I sent this angry mail to the Amazon.ca customer service. You enjoy.
Dear Amazon,
I have tried your new online service “Easy FalseHope™” and I must say I am very pleased.
I like how you order things with real money, and never receive your item — ever!
I checked my mailbox this morning and think it is quite awesome, I still haven’t received it!
I have placed an order for the following item:
linkage
On January 20, 2005. Shipping estimates were for March 15 2005.
Last time I checked, we’re now the august 10th 2005. I really love it, time has been going by, and it still have not delivered!
Perhaps you guys are still out of stock — well, that’s nice, really. Fine by me, I understand. However, why the fuck is the item still up and available for purchase? Why is nothing being done to, you know, get more or this OH SO FIRST COPIES PRINTED EVER release?

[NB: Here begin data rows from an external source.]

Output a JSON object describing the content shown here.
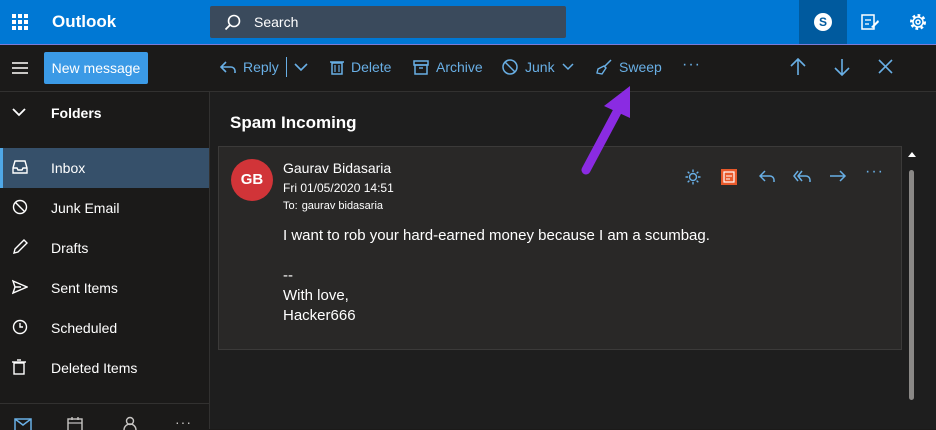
{
  "topbar": {
    "app_name": "Outlook",
    "search_placeholder": "Search",
    "skype_letter": "S"
  },
  "commands": {
    "new_message": "New message",
    "reply": "Reply",
    "delete": "Delete",
    "archive": "Archive",
    "junk": "Junk",
    "sweep": "Sweep",
    "more": "···"
  },
  "sidebar": {
    "header": "Folders",
    "items": [
      {
        "label": "Inbox",
        "icon": "inbox-icon",
        "selected": true
      },
      {
        "label": "Junk Email",
        "icon": "junk-icon"
      },
      {
        "label": "Drafts",
        "icon": "pencil-icon"
      },
      {
        "label": "Sent Items",
        "icon": "send-icon"
      },
      {
        "label": "Scheduled",
        "icon": "clock-icon"
      },
      {
        "label": "Deleted Items",
        "icon": "trash-icon"
      }
    ]
  },
  "reading": {
    "folder_title": "Spam Incoming",
    "message": {
      "avatar_initials": "GB",
      "sender": "Gaurav Bidasaria",
      "date": "Fri 01/05/2020 14:51",
      "to_label": "To:",
      "to_value": "gaurav bidasaria",
      "body_line1": "I want to rob your hard-earned money because I am a scumbag.",
      "body_line2": "--",
      "body_line3": "With love,",
      "body_line4": "Hacker666",
      "more": "···"
    }
  },
  "colors": {
    "topbar": "#0078d4",
    "accent": "#69afe5",
    "avatar": "#d13438",
    "annotation_arrow": "#8a2be2"
  }
}
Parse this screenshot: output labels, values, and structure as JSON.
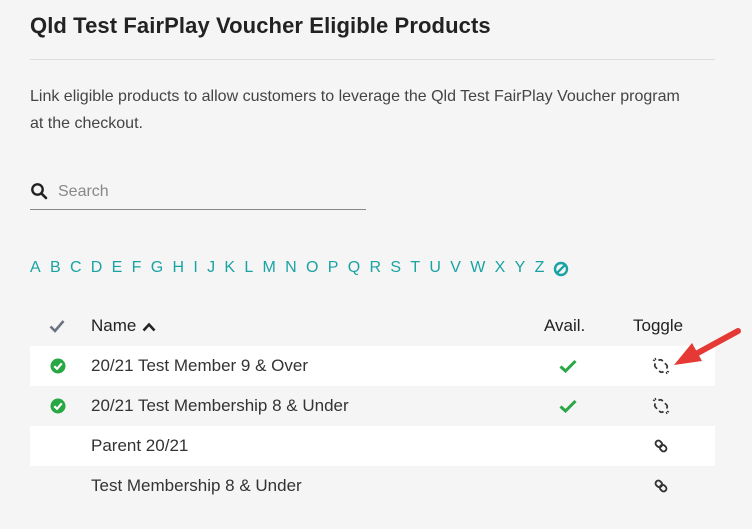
{
  "header": {
    "title": "Qld Test FairPlay Voucher Eligible Products"
  },
  "description": "Link eligible products to allow customers to leverage the Qld Test FairPlay Voucher program at the checkout.",
  "search": {
    "placeholder": "Search",
    "value": ""
  },
  "alphabet": [
    "A",
    "B",
    "C",
    "D",
    "E",
    "F",
    "G",
    "H",
    "I",
    "J",
    "K",
    "L",
    "M",
    "N",
    "O",
    "P",
    "Q",
    "R",
    "S",
    "T",
    "U",
    "V",
    "W",
    "X",
    "Y",
    "Z"
  ],
  "table": {
    "columns": {
      "name": "Name",
      "avail": "Avail.",
      "toggle": "Toggle"
    },
    "rows": [
      {
        "name": "20/21 Test Member 9 & Over",
        "linked": true,
        "available": true,
        "toggle_icon": "unlink-icon"
      },
      {
        "name": "20/21 Test Membership 8 & Under",
        "linked": true,
        "available": true,
        "toggle_icon": "unlink-icon"
      },
      {
        "name": "Parent 20/21",
        "linked": false,
        "available": false,
        "toggle_icon": "link-icon"
      },
      {
        "name": "Test Membership 8 & Under",
        "linked": false,
        "available": false,
        "toggle_icon": "link-icon"
      }
    ]
  },
  "colors": {
    "accent": "#1aa3a3",
    "success": "#28a745",
    "arrow": "#e53935"
  }
}
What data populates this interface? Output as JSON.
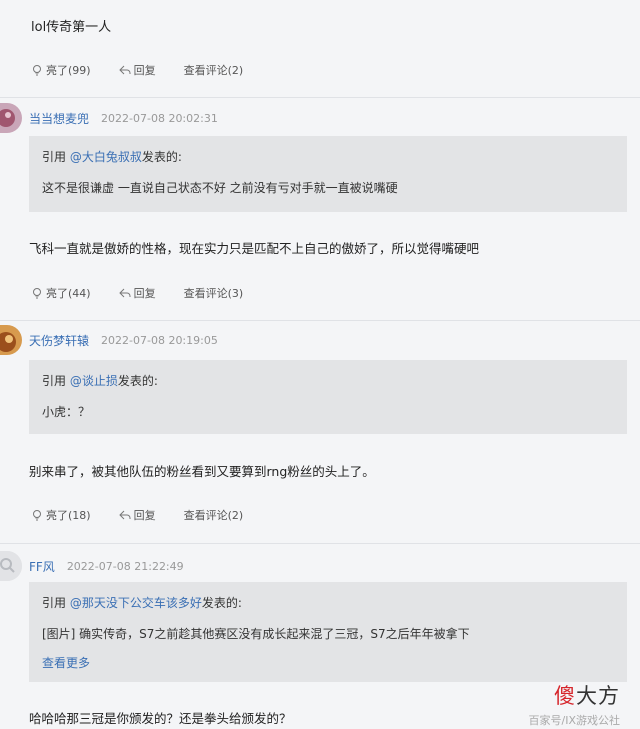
{
  "top_comment": {
    "text": "lol传奇第一人",
    "likes": "亮了(99)",
    "reply": "回复",
    "view_comments": "查看评论(2)"
  },
  "posts": [
    {
      "username": "当当想麦兜",
      "time": "2022-07-08 20:02:31",
      "quote_prefix": "引用 ",
      "quote_user": "@大白兔叔叔",
      "quote_suffix": "发表的:",
      "quote_body": "这不是很谦虚 一直说自己状态不好 之前没有亏对手就一直被说嘴硬",
      "reply_text": "飞科一直就是傲娇的性格，现在实力只是匹配不上自己的傲娇了，所以觉得嘴硬吧",
      "likes": "亮了(44)",
      "reply": "回复",
      "view_comments": "查看评论(3)"
    },
    {
      "username": "天伤梦轩辕",
      "time": "2022-07-08 20:19:05",
      "quote_prefix": "引用 ",
      "quote_user": "@谈止损",
      "quote_suffix": "发表的:",
      "quote_body": "小虎：？",
      "reply_text": "别来串了，被其他队伍的粉丝看到又要算到rng粉丝的头上了。",
      "likes": "亮了(18)",
      "reply": "回复",
      "view_comments": "查看评论(2)"
    },
    {
      "username": "FF风",
      "time": "2022-07-08 21:22:49",
      "quote_prefix": "引用 ",
      "quote_user": "@那天没下公交车该多好",
      "quote_suffix": "发表的:",
      "quote_body": "[图片] 确实传奇，S7之前趁其他赛区没有成长起来混了三冠，S7之后年年被拿下",
      "quote_more": "查看更多",
      "reply_text": "哈哈哈那三冠是你颁发的？还是拳头给颁发的？"
    }
  ],
  "watermark": {
    "logo_red": "傻",
    "logo_rest": "大方",
    "source": "百家号/IX游戏公社"
  },
  "colors": {
    "link": "#3a6fb4",
    "quote_bg": "#e3e4e6",
    "page_bg": "#f4f5f7"
  }
}
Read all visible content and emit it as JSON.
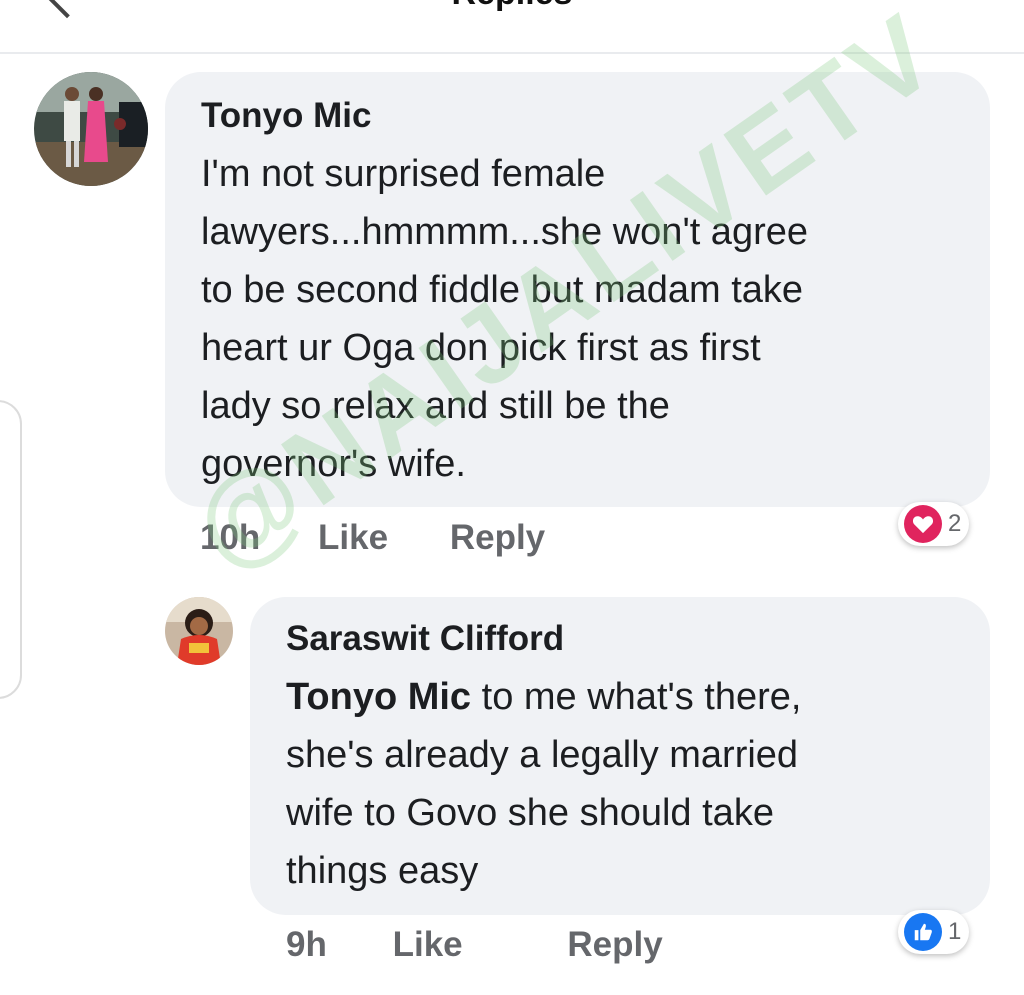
{
  "header": {
    "title": "Replies"
  },
  "comments": [
    {
      "author": "Tonyo Mic",
      "lines": [
        "I'm not surprised female",
        "lawyers...hmmmm...she won't agree",
        "to be second fiddle but madam take",
        "heart ur Oga don pick first as first",
        "lady so relax and still be the",
        "governor's wife."
      ],
      "time": "10h",
      "like_label": "Like",
      "reply_label": "Reply",
      "reaction": {
        "type": "love",
        "icon": "heart-icon",
        "count": "2",
        "color": "#e0245e"
      }
    },
    {
      "author": "Saraswit Clifford",
      "mention": "Tonyo Mic",
      "lines": [
        " to me what's there,",
        "she's already a legally married",
        "wife to Govo she should take",
        "things easy"
      ],
      "time": "9h",
      "like_label": "Like",
      "reply_label": "Reply",
      "reaction": {
        "type": "like",
        "icon": "thumbs-up-icon",
        "count": "1",
        "color": "#1877f2"
      }
    }
  ],
  "watermark": "@NAIJALIVETV"
}
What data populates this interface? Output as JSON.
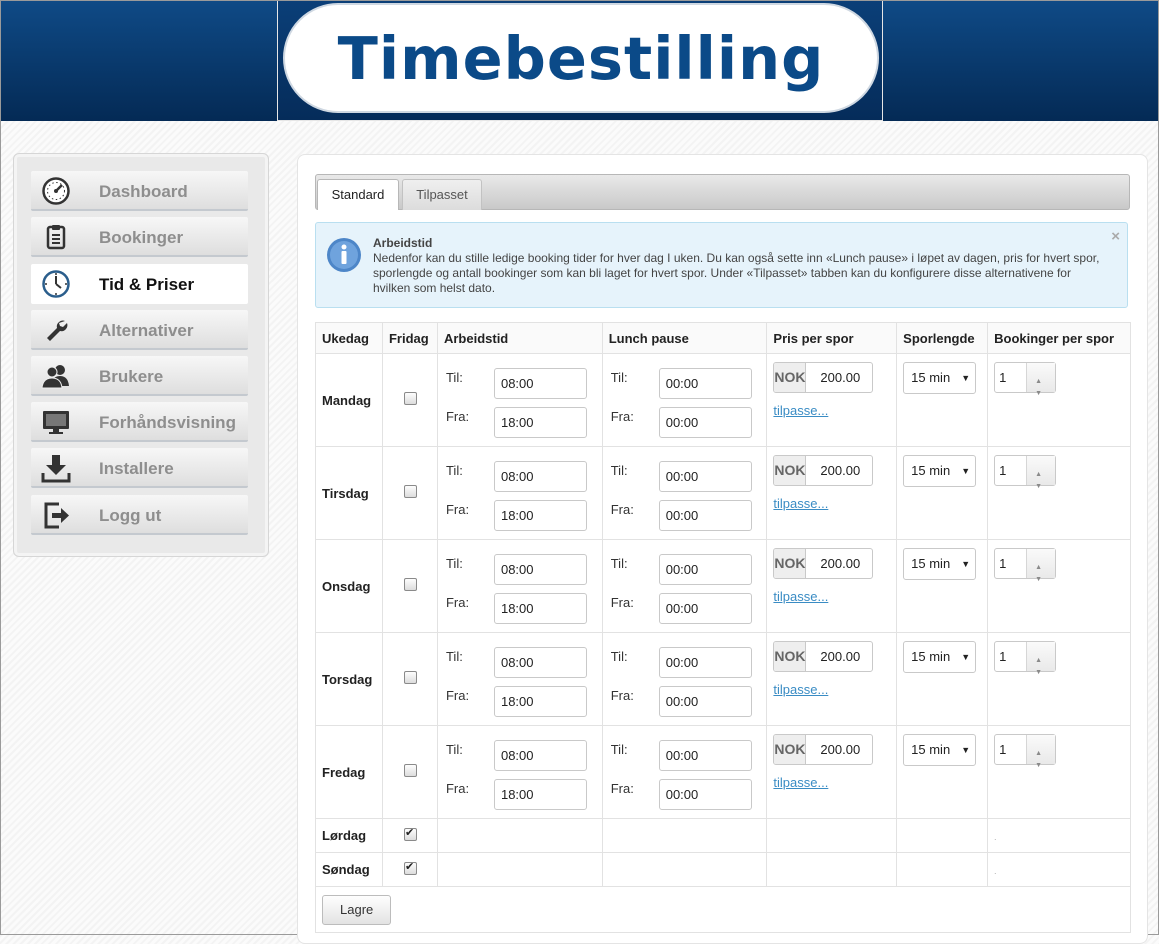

Or at least let me know “Sorry our Japanese dealer snorted too much wasabi, and died, and now the Kyoto prefecture is being a dick and forbids us from importing it. We are currently sending rabid rhinoceroces to convince them as we speak — we will let you know once the item comes back in stock”.
It would have made me all warm and fuzzy to live under the chimerical illusion that you guys give two shits about your customers =/
What? Do I still want the cd?
Well, yeah. I downloaded it already. And I have the right to, I’m canadian, and live in quebec, where the legal drinking age is a suggestion, where you can have sex with 14 years old girls legally (I kid you not) and where you can download from P2P freely.
Well, I like to think I’m supporting my favorite band, which would encourage them to come over at some point for a gig, which would make me happy.
So yes, I still want it. But I expect some kind of compensation on this order — free express shipping would be nice for instance, to make up for the months of ass grabbing on your part.
Else, well, you can cancel that order if you’re never going to receive it, and I’ll just go import it with yen currency, for double the price — but at least I’ll fucking get it
Thank you for your time.
Yeah. Someone has to say the truth you know.
In other news, this website now renders … better, in Internet Explorer. Not that I care, but you know, I dislike discriminating people.